Contudo, não há garantias de que existirão abrigos disponíveis ou um plano
estruturado para a evacuação das pessoas das áreas de risco.
Em contextos
semelhantes, a exemplo das enchentes que ocorreram no Rio Grande do Sul, a
menos de um ano atrás, os refugiados do clima não tiveram para onde retornar.
Desse modo, as “catástrofes” e “tragédias” climáticas (usando termos que
circulam nos meios de comunicação de massa) ganham um caráter de continuidade
pelos efeitos que permanecem, mesmo quando o céu volta a ficar azul.
Centrar as formas
de enfrentamento à crise climática no sistema de alertas, e neste tipo de
discurso, naturaliza as desigualdades étnico-racial e social, pois a
vulnerabilização vivenciada por parte da população não é uma questão de escolha
individual, mas sim da falta de políticas habitacionais, planejamento urbano e
investimentos em prevenção ambiental. Ou seja, o foco na ação individualizada
suprime a responsabilidade das gestões municipais, estaduais e federais sobre a
falta de infraestrutura adequada, de políticas ambientais e da negligência na
adaptação das cidades para lidar com os eventos extremos. O alerta deve
constituir-se em instrumento complementar às políticas públicas eficientes e
não uma forma de transferência da responsabilização.

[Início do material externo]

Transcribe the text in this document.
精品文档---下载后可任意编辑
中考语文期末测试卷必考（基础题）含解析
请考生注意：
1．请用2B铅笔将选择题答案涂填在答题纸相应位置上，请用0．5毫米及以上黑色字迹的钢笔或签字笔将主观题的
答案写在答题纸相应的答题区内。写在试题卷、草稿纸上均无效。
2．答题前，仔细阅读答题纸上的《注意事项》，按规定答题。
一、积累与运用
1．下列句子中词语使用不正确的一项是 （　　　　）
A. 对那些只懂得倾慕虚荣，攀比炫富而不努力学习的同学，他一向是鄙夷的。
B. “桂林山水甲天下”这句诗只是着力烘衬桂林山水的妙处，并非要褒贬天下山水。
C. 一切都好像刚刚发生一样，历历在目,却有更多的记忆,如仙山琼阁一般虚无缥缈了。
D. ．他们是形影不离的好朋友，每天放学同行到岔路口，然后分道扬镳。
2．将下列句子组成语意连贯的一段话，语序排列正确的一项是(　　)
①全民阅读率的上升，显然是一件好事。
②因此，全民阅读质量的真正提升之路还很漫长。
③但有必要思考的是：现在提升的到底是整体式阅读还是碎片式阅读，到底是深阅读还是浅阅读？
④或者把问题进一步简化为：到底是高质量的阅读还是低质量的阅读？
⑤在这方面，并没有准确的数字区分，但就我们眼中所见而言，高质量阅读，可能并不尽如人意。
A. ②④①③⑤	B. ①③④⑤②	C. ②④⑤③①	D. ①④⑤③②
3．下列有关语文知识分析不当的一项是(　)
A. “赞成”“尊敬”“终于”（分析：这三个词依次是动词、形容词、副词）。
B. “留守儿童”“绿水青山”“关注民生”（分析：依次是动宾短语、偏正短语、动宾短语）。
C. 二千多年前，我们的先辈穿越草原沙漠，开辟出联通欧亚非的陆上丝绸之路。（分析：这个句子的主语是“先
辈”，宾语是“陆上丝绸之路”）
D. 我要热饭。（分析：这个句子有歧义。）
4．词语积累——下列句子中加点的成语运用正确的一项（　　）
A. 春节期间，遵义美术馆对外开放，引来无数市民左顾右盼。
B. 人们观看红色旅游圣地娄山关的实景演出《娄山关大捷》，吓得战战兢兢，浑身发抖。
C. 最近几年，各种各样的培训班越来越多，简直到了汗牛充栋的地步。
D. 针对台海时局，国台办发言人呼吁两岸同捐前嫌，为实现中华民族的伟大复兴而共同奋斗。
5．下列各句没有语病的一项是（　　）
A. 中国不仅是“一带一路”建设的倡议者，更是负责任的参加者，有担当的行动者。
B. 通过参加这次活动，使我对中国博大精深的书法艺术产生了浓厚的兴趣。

Sem ações preventivas,
como o mapeamento de áreas de risco, investimentos em drenagem urbana e
planejamento habitacional, os avisos e alertas, apartados de outras ações
intersetoriais, tornam-se apenas um paliativo, estando a população à mercê da
própria sorte.
Poucos dias depois,
antes mesmo que moradores da capital paulista pudessem secar completamente as
suas casas ou restaurar os seus móveis, os seus pertences e a si mesmos, caíram
outras chuvas torrenciais na chamada “Grande São Paulo” e foram produzidos
outros tantos vídeos, alguns amplamente disseminados pela mídia. A
comunicadora, que falava do “pedestre do metrô”, havia se referido a tais
produções como “relatos e flagrantes impressionantes e emocionantes de pessoas
que ficaram ilhadas”, ampliando o acervo do caos e a mais-valia da dor.
E foi assim que no
dia 10 de fevereiro, na Vila Fátima, em Guarulhos, no interior de um
ônibus quase submerso,
o homem que dirigia o veículo, identificado como “o motorista”, aparece
clamando em um trecho de um desses vídeos disseminados: “Meu Deus, gente! Me
ajuda aqui! Tô desesperado! Tô na [Avenida] Monteiro Lobato, aqui!”. Mais uma
vez, “em meio ao desespero”, outro homem se viu compelido a fazer algo. E, de
forma semelhante ao “pedestre”, o “motorista” agiu usando o aparelho celular
para captar as imagens que evidenciaram a criticidade da situação vivida por
ele e por outras pessoas que tentaram se manter sobre as cadeiras do ônibus,
compartilhando as cenas nas redes sociais para midiatizar o seu pedido de
socorro.
Porém, a despeito
do choque e da perturbação provocados pelos gritos e deslocamentos pouco
exitosos realizados pelas outras pessoas que viajavam no transporte coletivo, a
reportagem que expôs várias imagens de corpos-trabalhadores tornados
corpos-penínsulas foi iniciada, assim como no título, com as imagens dos “carros 0 km
flutuando”
no pátio de uma revendedora de veículos importados. Houve grande destaque para
os carros elétricos e o “prejuízo milionário da concessionária”. O “cenário
devastador” era mostrado, enquanto a repórter falava sobre perdas estimadas em
50 milhões de reais e ratificava aquela que parecia ser a mais relevante
preocupação: “Eu não sei se o seguro cobre isso”.
É importante
destacar que, ao contrário do ônibus, os carros estavam vazios. Qualquer
semelhança com o filme “O parasita” não é mera coincidência.
Mas, em meio ao
caos, desespero e temor pela perda da vida evidenciado no pedido de socorro do
“motorista” e do “pedestre do metrô”, uma artista nacionalmente conhecida,
moradora de uma das áreas mais nobres da região de Barueri/SP, também ganhou
destaque. Ao contrário dos homens citados anteriormente, a mesma é referida
sempre por seu nome e sobrenome em todas as matérias que divulgaram o seu caso.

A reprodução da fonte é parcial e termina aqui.